Deutschland in der Krise: Über 100.000 Arbeitsplätze verloren, kein Ende in Sicht
10.06.2025

Erheblicher Arbeitsplatzverlust in der deutschen Industrie
Die deutsche Industrie steht vor einer schweren Krise, die im vergangenen Jahr zum Verlust von mehr als 100.000 Arbeitsplätzen geführt hat. Am stärksten betroffen ist die Automobilindustrie, die laut einer Analyse des Beratungsunternehmens EY rund 45.000 Beschäftigte verloren hat.
Rückgang von Beschäftigung und Einnahmen
Nach Angaben des Statistischen Bundesamtes waren zum Ende des ersten Quartals dieses Jahres 5,46 Millionen Menschen in der Industrie beschäftigt, das sind 101.000 weniger als ein Jahr zuvor. Im Vergleich zum Vor-Pandemie-Jahr 2019 ist die Zahl der Beschäftigten um 217.000 gesunken, schreibt Fenix Magazin.
Hauptursachen der Krise
Jan Brorhilker von EY betont, dass deutsche Industrieunternehmen aufgrund der aggressiven Konkurrenz aus China, der Schwächung wichtiger Märkte, der stagnierenden Nachfrage in Europa sowie der Unsicherheit auf dem amerikanischen Markt unter Druck stehen. Darüber hinaus sehen sich die Unternehmen mit hohen Energie- und Arbeitskosten konfrontiert.
Fortsetzung des negativen Trends
Die Einnahmen der Industrie begannen Anfang des vergangenen Jahres zu sinken, und dieser Trend setzte sich auch im Laufe des Jahres 2024 fort. Experten prognostizieren, dass der Rückgang anhalten wird, was die Situation auf dem Arbeitsmarkt zusätzlich erschwert.
Erwartungen für den Rest des Jahres
Brorhilker schätzt, dass bis zum Ende dieses Jahres noch mindestens 70.000 Arbeitsplätze verloren gehen werden. Besonders betroffen sind der Maschinenbausektor und die Automobilindustrie, wo viele Unternehmen bereits Spar- und Restrukturierungsprogramme eingeleitet haben.
Besonders betroffene Sektoren
In der Automobilindustrie gingen innerhalb nur eines Jahres fast sechs Prozent der Arbeitsplätze verloren, und bis Ende März arbeiteten in diesem Sektor rund 734.000 Menschen. Ein deutlicher Beschäftigungsrückgang von über vier Prozent wurde auch in der Metallurgie und der Textilindustrie verzeichnet.

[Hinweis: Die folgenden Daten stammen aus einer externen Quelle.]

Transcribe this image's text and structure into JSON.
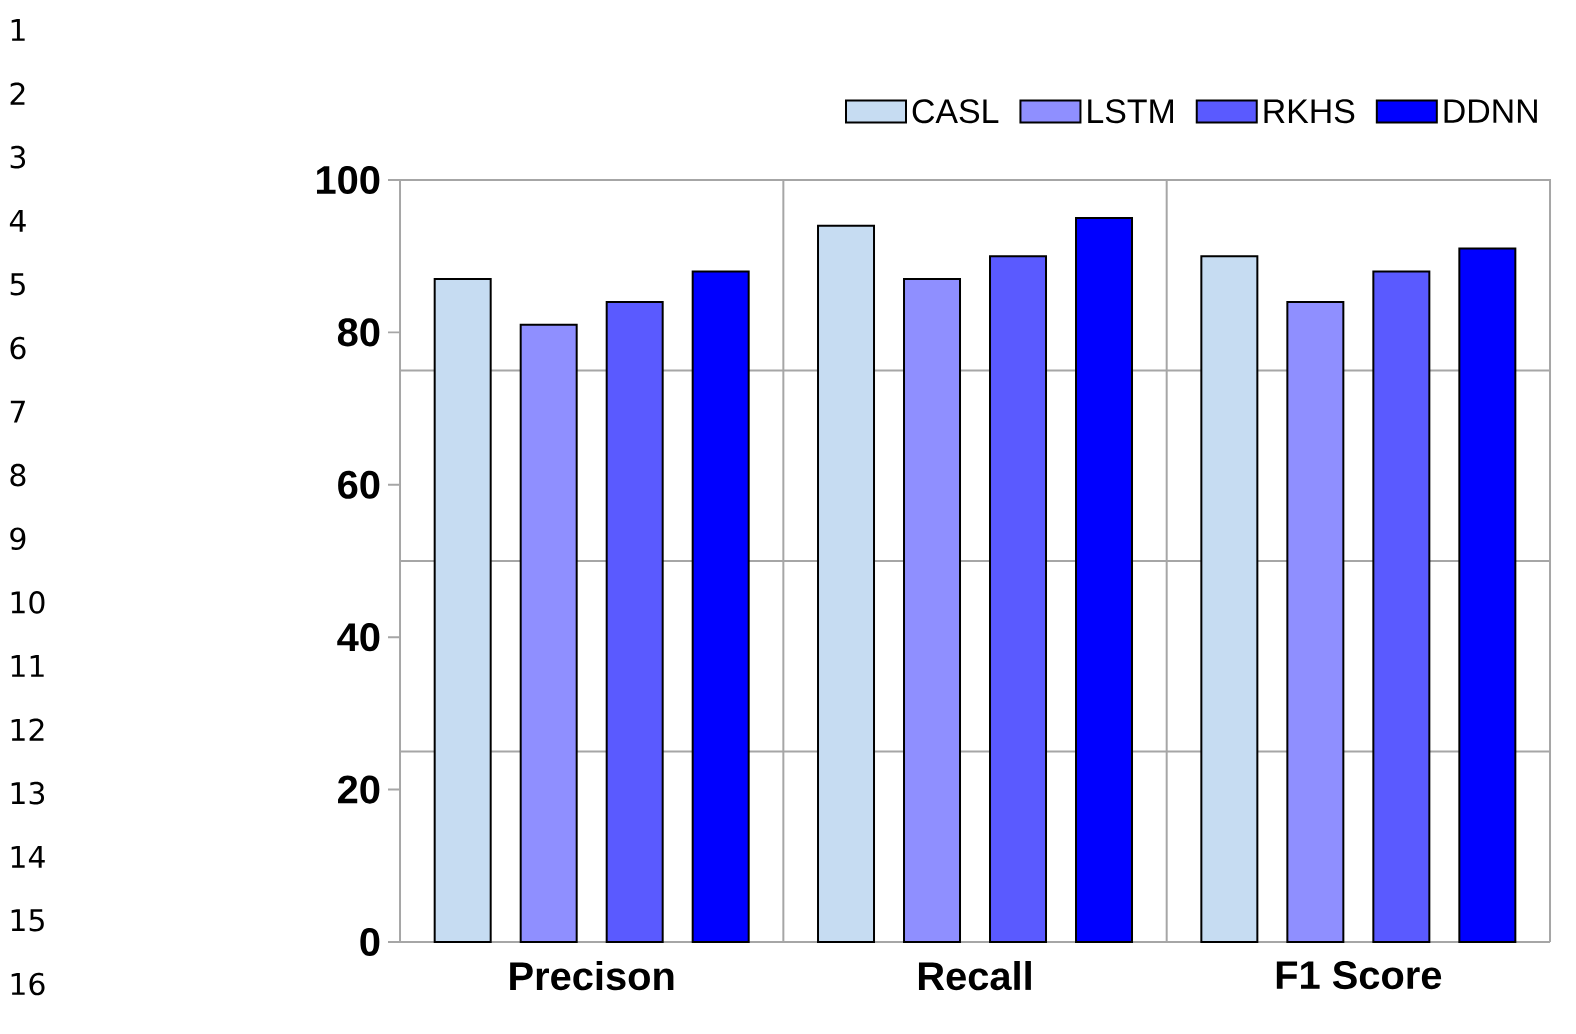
{
  "chart_data": {
    "type": "bar",
    "categories": [
      "Precison",
      "Recall",
      "F1 Score"
    ],
    "series": [
      {
        "name": "CASL",
        "color": "#c6dcf2",
        "values": [
          87,
          94,
          90
        ]
      },
      {
        "name": "LSTM",
        "color": "#8f8fff",
        "values": [
          81,
          87,
          84
        ]
      },
      {
        "name": "RKHS",
        "color": "#5a5aff",
        "values": [
          84,
          90,
          88
        ]
      },
      {
        "name": "DDNN",
        "color": "#0000ff",
        "values": [
          88,
          95,
          91
        ]
      }
    ],
    "ylim": [
      0,
      100
    ],
    "yticks": [
      0,
      20,
      {
        "value": 25,
        "label": null
      },
      40,
      {
        "value": 50,
        "label": null
      },
      60,
      {
        "value": 75,
        "label": null
      },
      80,
      100
    ],
    "grid": true,
    "legend": "top right",
    "annotations": [
      "1",
      "2",
      "3",
      "4",
      "5",
      "6",
      "7",
      "8",
      "9",
      "10",
      "11",
      "12",
      "13",
      "14",
      "15",
      "16"
    ]
  }
}
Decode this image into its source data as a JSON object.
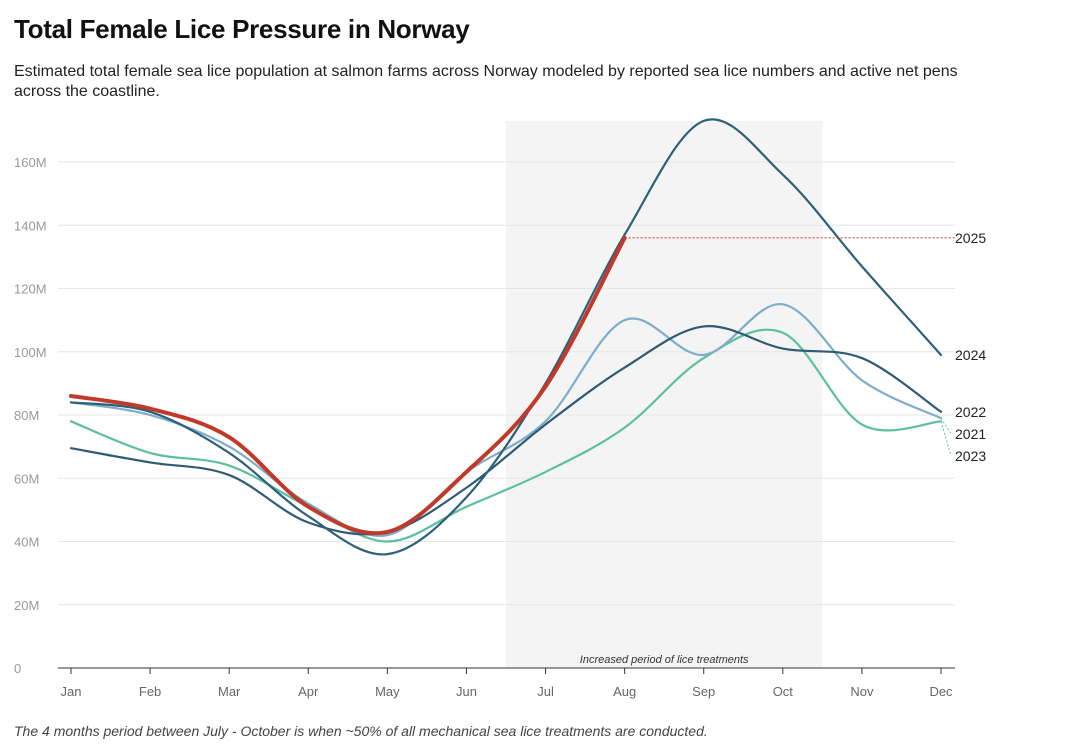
{
  "chart_data": {
    "type": "line",
    "title": "Total Female Lice Pressure in Norway",
    "subtitle": "Estimated total female sea lice population at salmon farms across Norway modeled by reported sea lice numbers and active net pens across the coastline.",
    "annotation": "Increased period of lice treatments",
    "note": "The 4 months period between July - October is when ~50% of all mechanical sea lice treatments are conducted.",
    "categories": [
      "Jan",
      "Feb",
      "Mar",
      "Apr",
      "May",
      "Jun",
      "Jul",
      "Aug",
      "Sep",
      "Oct",
      "Nov",
      "Dec"
    ],
    "ylim": [
      0,
      175000000
    ],
    "yticks": [
      0,
      {
        "value": 20000000,
        "label": "20M"
      },
      {
        "value": 40000000,
        "label": "40M"
      },
      {
        "value": 60000000,
        "label": "60M"
      },
      {
        "value": 80000000,
        "label": "80M"
      },
      {
        "value": 100000000,
        "label": "100M"
      },
      {
        "value": 120000000,
        "label": "120M"
      },
      {
        "value": 140000000,
        "label": "140M"
      },
      {
        "value": 160000000,
        "label": "160M"
      }
    ],
    "grid": true,
    "series": [
      {
        "name": "2023",
        "color": "#5cbfa2",
        "values": [
          78000000,
          68000000,
          64000000,
          51000000,
          40000000,
          51000000,
          62000000,
          76000000,
          98000000,
          106000000,
          77000000,
          78000000
        ]
      },
      {
        "name": "2021",
        "color": "#7eadc9",
        "values": [
          84000000,
          80000000,
          70000000,
          52000000,
          42000000,
          62000000,
          78000000,
          110000000,
          99000000,
          115000000,
          91000000,
          79000000
        ]
      },
      {
        "name": "2022",
        "color": "#2f5b75",
        "values": [
          69500000,
          65000000,
          61000000,
          46000000,
          43000000,
          57000000,
          77000000,
          95000000,
          108000000,
          101000000,
          98000000,
          81000000
        ]
      },
      {
        "name": "2024",
        "color": "#2d6079",
        "values": [
          84000000,
          81000000,
          68000000,
          48000000,
          36000000,
          54000000,
          90000000,
          137000000,
          173000000,
          156000000,
          127000000,
          99000000
        ]
      },
      {
        "name": "2025",
        "color": "#c0392b",
        "values": [
          86000000,
          82000000,
          73000000,
          51000000,
          43000000,
          62000000,
          89000000,
          136000000,
          null,
          null,
          null,
          null
        ]
      }
    ]
  }
}
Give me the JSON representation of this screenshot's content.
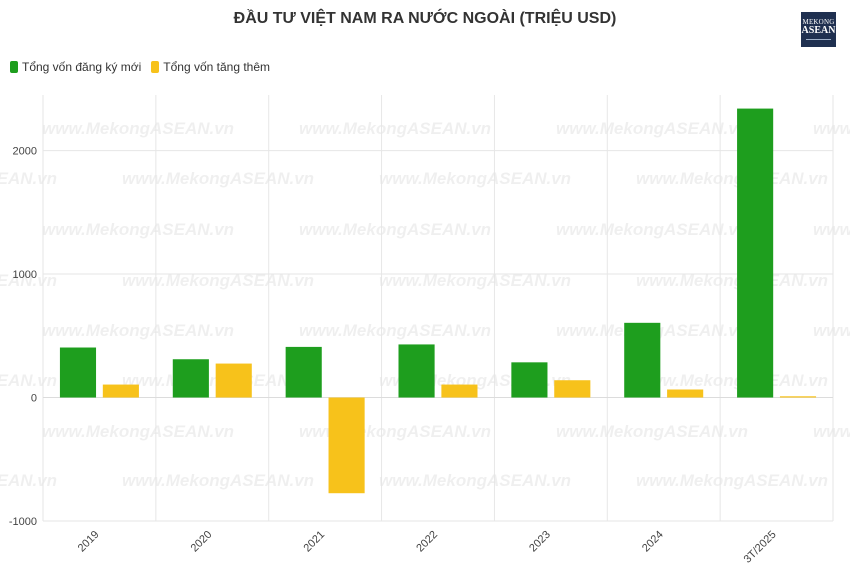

Die Krise hat eine Debatte über die Zukunft Deutschlands als industrielles Zentrum Europas ausgelöst. Kritiker warnen vor der Möglichkeit einer Deindustrialisierung, was langfristige Folgen für die Wirtschaft des Landes haben könnte.
Die deutsche Industrie durchlebt eine der schwierigsten Phasen der jüngeren Geschichte, mit anhaltenden Entlassungen und einer ungewissen Zukunft für zahlreiche Sektoren. Obwohl es in einzelnen Branchen Anzeichen von Widerstandsfähigkeit gibt, bleibt das Gesamtbild besorgniserregend, und eine Erholung ist derzeit nicht in Sicht.